(WBBM NEWSRADIO) — As cool as renderings of giant prehistoric sharks can be, nobody really knows what a Megalodon, or “Meg,” really looked like, according to a new scientific study co-authored by a DePaul professor.
Previous research suggested the long-extinct “megatooth” shark reached lengths of between 50 feet and 65 feet; by comparison, the fearsome Great White Sharks of today max out at 20 feet long.


And while Otodus megalodon has been protrayed as a super-sized shark in novels and films like 2018’s The Meg, the new study says the relatively scarce fossil evidence of teeth and vertebrae cannot evoke an accurate image of what the organism looked like.
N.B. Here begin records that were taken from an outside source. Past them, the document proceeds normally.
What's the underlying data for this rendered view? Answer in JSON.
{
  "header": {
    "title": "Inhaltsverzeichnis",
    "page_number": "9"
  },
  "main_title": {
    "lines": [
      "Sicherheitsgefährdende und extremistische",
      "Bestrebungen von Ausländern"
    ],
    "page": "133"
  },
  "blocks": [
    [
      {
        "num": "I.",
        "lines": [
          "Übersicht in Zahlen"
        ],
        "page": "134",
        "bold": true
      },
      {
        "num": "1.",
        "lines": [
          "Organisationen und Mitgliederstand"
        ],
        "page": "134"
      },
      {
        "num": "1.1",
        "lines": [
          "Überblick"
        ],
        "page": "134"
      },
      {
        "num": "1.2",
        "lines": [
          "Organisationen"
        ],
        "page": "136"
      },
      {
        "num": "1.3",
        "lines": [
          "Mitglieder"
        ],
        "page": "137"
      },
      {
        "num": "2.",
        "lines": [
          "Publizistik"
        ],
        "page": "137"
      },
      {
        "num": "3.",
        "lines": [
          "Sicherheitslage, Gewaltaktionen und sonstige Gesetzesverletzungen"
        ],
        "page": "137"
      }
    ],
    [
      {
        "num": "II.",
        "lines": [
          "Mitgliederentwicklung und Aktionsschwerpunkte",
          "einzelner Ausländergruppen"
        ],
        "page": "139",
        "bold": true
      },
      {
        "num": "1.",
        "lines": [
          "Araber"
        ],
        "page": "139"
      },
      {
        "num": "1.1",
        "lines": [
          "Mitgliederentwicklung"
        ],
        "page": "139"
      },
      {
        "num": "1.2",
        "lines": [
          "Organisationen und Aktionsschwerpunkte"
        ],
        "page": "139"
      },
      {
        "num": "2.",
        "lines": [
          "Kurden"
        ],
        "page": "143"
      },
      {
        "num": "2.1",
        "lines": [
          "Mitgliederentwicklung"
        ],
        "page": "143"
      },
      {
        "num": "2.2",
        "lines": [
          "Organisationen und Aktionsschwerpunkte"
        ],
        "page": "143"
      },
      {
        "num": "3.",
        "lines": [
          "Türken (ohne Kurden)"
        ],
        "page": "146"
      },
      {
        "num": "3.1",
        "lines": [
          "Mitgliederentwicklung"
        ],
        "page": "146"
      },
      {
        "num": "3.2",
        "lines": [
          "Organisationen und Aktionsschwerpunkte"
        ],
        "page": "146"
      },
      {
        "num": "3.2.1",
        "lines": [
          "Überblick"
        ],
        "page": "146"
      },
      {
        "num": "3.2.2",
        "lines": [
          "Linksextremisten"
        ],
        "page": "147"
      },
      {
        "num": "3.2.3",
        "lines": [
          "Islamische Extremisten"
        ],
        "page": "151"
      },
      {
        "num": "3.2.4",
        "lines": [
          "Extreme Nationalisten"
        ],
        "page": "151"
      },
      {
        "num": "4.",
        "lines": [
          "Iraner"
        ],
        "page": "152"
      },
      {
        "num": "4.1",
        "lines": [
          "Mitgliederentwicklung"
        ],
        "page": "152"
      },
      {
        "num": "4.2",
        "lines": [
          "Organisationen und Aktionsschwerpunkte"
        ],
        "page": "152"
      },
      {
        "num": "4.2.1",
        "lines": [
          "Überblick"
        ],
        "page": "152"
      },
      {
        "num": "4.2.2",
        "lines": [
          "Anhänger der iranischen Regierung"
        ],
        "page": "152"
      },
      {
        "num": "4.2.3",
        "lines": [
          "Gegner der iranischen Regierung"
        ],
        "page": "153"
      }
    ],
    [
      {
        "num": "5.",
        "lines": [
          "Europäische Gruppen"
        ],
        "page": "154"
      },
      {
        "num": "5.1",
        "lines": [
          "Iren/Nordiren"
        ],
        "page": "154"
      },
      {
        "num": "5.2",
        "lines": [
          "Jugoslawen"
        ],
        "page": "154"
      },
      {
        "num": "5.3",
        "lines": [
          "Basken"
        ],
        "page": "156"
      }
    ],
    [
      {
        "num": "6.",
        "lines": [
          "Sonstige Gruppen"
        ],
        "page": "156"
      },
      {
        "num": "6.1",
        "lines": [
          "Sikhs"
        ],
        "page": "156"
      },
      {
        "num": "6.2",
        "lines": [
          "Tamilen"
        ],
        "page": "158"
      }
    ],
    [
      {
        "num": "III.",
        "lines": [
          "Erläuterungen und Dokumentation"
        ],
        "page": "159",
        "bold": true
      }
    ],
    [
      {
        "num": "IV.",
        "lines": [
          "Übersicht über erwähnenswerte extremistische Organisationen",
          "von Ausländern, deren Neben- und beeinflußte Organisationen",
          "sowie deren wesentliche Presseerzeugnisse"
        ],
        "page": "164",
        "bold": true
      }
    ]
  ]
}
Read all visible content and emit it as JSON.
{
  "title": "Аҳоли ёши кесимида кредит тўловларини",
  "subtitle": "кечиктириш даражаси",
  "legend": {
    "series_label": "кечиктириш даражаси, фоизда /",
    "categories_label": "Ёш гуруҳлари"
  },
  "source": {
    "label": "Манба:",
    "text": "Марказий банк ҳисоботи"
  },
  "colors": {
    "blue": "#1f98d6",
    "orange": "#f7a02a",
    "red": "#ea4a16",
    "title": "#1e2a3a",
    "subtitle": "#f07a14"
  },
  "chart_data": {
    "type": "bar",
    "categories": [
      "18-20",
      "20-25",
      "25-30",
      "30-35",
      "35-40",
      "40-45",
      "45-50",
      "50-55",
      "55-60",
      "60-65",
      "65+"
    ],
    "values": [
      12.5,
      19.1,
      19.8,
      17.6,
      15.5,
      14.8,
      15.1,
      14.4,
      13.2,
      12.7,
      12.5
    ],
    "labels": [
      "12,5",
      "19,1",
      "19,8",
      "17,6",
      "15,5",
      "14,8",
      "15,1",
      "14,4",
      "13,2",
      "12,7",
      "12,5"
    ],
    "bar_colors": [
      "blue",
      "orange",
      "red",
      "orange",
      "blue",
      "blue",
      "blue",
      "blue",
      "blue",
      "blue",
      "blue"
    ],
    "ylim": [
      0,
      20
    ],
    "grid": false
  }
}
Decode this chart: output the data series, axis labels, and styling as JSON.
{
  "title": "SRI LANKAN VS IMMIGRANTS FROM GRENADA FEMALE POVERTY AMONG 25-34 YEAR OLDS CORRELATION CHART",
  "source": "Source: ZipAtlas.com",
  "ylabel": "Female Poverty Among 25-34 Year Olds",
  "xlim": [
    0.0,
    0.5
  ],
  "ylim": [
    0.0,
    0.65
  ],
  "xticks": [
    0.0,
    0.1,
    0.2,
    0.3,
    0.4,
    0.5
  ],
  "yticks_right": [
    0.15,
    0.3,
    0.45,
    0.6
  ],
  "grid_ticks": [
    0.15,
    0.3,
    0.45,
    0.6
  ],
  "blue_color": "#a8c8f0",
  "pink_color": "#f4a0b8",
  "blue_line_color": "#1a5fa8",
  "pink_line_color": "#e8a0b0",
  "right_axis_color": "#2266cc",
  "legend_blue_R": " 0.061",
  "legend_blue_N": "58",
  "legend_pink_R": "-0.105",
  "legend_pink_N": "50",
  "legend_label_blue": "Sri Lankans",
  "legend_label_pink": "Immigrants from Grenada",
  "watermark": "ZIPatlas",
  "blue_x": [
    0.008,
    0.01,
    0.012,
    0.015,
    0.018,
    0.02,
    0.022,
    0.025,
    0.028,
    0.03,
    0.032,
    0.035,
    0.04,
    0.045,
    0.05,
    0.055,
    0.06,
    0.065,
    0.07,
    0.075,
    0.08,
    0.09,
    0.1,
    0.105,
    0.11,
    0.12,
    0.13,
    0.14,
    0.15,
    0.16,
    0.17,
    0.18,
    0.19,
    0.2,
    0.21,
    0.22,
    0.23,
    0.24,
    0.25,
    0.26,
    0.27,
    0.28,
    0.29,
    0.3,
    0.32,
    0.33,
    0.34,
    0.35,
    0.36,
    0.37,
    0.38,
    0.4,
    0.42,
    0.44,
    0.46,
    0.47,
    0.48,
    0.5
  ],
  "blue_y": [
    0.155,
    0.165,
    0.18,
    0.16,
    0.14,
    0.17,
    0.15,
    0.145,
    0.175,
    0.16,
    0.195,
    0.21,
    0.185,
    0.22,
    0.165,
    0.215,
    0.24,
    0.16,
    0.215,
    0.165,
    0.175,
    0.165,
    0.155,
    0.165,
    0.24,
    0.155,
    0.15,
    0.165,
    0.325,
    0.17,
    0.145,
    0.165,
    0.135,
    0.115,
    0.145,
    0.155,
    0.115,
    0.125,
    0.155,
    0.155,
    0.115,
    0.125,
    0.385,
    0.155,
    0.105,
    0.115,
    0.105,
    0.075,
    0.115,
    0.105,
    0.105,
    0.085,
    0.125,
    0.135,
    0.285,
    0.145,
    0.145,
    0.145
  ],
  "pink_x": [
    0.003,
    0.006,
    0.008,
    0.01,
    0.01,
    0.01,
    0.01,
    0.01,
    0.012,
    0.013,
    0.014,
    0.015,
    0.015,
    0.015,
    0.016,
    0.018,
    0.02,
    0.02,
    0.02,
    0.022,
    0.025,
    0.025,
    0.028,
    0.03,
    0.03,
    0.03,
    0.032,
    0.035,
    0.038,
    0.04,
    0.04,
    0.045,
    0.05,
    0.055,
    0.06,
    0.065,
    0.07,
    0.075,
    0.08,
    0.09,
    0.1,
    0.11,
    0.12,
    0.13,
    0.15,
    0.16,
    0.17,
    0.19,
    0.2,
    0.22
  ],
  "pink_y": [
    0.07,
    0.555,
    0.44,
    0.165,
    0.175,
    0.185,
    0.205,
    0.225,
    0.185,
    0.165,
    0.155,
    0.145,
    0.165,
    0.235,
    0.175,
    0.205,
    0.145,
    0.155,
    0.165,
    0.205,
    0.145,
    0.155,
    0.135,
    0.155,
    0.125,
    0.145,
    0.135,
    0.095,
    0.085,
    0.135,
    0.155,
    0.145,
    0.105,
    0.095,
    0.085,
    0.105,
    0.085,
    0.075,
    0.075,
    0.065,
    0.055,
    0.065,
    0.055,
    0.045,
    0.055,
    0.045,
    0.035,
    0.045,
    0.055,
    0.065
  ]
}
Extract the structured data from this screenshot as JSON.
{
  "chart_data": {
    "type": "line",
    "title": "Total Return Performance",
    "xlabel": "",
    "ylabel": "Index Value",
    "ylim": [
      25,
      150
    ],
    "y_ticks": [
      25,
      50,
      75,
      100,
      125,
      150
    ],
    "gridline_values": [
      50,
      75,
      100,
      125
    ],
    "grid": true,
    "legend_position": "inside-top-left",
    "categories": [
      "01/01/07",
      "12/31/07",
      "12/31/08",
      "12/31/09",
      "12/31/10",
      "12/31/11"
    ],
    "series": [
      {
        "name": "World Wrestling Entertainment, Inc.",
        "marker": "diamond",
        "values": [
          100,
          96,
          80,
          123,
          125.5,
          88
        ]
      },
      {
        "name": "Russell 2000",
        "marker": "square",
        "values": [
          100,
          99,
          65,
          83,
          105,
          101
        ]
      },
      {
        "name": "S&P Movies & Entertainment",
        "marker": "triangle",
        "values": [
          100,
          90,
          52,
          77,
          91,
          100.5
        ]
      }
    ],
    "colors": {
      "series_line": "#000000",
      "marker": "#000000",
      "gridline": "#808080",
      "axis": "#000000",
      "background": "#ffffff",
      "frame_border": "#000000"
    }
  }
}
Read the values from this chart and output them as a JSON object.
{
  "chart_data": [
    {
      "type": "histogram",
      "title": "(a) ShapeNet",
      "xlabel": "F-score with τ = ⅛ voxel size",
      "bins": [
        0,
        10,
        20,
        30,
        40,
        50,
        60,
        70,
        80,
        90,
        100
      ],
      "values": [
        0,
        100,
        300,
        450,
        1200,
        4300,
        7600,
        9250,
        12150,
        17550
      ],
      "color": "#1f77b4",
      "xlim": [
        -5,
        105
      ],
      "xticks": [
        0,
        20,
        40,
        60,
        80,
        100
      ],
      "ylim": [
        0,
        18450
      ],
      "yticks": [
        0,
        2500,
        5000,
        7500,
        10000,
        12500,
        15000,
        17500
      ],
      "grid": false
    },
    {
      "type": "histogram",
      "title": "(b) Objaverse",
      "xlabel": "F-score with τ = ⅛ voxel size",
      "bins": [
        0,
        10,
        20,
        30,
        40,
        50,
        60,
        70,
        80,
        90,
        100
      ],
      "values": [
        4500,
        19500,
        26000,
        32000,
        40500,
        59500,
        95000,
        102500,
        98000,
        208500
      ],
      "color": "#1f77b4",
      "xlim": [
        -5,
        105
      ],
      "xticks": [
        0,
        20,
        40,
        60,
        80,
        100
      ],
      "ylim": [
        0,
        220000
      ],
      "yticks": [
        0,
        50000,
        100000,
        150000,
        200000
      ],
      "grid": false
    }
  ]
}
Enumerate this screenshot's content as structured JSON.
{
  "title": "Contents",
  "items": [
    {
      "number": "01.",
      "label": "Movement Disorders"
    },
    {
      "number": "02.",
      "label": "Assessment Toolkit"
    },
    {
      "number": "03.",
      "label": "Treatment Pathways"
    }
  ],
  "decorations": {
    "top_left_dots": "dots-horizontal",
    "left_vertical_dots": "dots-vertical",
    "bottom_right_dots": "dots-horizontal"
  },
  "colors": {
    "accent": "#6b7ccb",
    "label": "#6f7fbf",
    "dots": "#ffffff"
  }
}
“The fact that we still don’t know exactly how O. megalodon looked keeps our imagination going,” said DePaul University paleobiology professor Kenshu Shimada, who co-authored the study. “This is exactly why the science of paleontology continues to be an exciting academic field. We’ll continue looking for more clues in the fossil record.”

Traditionally, scholars have likened the prehistoric Megalodon to the Great White Shark, but researchers say there are notable biological differences between Great Whites and the megatooth shark.
“Any meaningful discussion about the body form of O. megalodon would require the discovery of at least one complete, or nearly complete, skeleton of the species in the fossil record,” said Shimada’s current graduate student, Jake Wood, a co-author of the study.
Their research will be published in the forthcoming issue of Historical Biology.